Monday, January 13, 2014

Our energy infrastructure has Swiss cheese security

I've been posting for something like 4 years that the security of industrial control systems (SCADA) that run our energy and other infrastructure is lousy.  Here's the latest:
Researchers have found vulnerabilities in industrial control systems that they say grant full control of systems running energy, chemical and transportation systems.

The vulnerabilities were discovered by Russian researchers who over the last year probed popular and high-end ICS and supervisory control and data acquisition (SCADA) systems used to control everything from home solar panel installations to critical national infrastructure.

Positive Research chief technology officer Sergey Gordeychik and consultant Gleb Gritsai detailed vulnerabilities in Siemens WinCC software which was used in industrial control systems including Iran's Natanz nuclear plant that was targeted by the US Stuxnet program.

"We don’t have big experience in nuclear industry, but for energy, oil and gas, chemical and transportation sectors during our assessments project we demonstrated to owners how to get full control [of] industrial infrastructure with all the attendant risks," Gordeychik told SC Magazine.
The bad news?  You can make a big boom taking over a refinery.  The good news?  The industry may actually be paying attention now ("we demonstrated to owners ...").

It would actually be a good thing if the NSA monitored these systems.  Do the Country a favor, NSA - focus on an actual threat (i.e. not us).


Spike said...

So if the Russian civilians have penetrated our infrastructure, what have the foreign military boffins been up to?

Borepatch said...

Spike, precisely. The question is not what portion of the infrastructure is vulnerable. The question is what portion is already owned by the Bad Guys?

Paul, Dammit! said...

Do SCADA systems have any privacy? From the news, it sounds like my kid could get through their firewall with the IR transmitter on his Nintendo DS.

Arthur said...

"It would actually be a good thing if the NSA monitored these systems."

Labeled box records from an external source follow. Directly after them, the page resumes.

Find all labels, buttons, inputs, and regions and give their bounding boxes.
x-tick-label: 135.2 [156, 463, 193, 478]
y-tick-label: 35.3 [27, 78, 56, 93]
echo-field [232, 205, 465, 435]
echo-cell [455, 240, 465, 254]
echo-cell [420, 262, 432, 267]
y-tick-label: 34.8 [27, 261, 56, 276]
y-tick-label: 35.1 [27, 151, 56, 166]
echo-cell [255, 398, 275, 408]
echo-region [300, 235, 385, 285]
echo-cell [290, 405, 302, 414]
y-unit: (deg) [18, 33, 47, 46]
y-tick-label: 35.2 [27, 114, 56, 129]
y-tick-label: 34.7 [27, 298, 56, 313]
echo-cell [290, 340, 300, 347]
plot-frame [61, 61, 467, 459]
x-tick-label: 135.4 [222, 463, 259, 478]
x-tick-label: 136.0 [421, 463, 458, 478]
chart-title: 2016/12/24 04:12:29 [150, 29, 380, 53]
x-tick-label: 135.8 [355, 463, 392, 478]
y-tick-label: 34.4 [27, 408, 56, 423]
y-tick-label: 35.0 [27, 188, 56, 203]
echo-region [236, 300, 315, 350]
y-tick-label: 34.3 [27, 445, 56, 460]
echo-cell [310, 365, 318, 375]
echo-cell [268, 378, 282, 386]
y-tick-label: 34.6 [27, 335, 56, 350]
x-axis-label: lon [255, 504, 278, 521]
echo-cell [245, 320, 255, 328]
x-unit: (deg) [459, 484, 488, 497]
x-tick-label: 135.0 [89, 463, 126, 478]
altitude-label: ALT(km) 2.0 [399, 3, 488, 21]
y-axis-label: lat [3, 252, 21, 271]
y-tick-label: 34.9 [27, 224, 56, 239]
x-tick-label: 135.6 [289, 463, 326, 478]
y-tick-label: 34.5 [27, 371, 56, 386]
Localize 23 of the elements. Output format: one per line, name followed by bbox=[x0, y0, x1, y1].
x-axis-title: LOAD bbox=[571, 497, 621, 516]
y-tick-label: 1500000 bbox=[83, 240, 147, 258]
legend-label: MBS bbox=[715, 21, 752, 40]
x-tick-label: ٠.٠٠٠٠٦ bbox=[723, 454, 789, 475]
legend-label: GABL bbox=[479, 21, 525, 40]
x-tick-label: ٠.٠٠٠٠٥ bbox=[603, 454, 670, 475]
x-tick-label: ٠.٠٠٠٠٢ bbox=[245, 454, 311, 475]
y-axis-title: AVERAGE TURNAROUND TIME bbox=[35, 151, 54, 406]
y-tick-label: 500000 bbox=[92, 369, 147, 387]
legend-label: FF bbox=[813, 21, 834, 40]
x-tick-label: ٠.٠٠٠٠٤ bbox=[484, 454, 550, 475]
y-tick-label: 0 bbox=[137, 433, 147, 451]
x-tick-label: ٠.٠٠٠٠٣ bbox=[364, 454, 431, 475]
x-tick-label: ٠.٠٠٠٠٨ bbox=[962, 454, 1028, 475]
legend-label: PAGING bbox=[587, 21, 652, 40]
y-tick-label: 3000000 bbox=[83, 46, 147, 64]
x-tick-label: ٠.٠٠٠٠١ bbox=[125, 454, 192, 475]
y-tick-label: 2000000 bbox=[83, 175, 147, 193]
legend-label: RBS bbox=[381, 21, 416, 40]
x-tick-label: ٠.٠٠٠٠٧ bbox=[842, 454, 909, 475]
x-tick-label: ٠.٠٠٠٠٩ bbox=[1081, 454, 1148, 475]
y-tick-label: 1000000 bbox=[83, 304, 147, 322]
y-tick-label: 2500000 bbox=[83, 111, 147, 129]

Yeah, that will work out great.

Spike said...

Paul, from what I understand, these systems want to be found and easy to use. They were never meant to be connected to the interweb.

R.K. Brumbelow said...

I have wondered for years why there is any outward facing node in transportation or energy.

There is enough dark fibre to dedicate lines: entire lines, router, switch, bridge, server everything; and have 0 energy or transportation systems on any public network.

If you need to monitor the system publicly, then turn off error checking and set up the internal system as write only, the external system as read only. Poll data however often you need to for effective results.

What about feedback loops to regulate output and demand? Again, specific systems with one way communication. Put a human in the feed, so they can stop any strangeness from occurring. Need finer control than a human can provide? Put in a buffer system. Too much power out and the excess gets dumped into some large storage system: Gravity fed water, flywheels, compressed air, big capacitors of a similar nature. Too little power? Draw from those same systems.

The point is, the security of energy and transportation control systems is of sufficient importance to justify the human node and complete separation from public networks.

Chris Byrne said...

As someone who was the security operations manager for a power company...'s FAR FAR worse than this...

Chris Byrne said...
This comment has been removed by the author.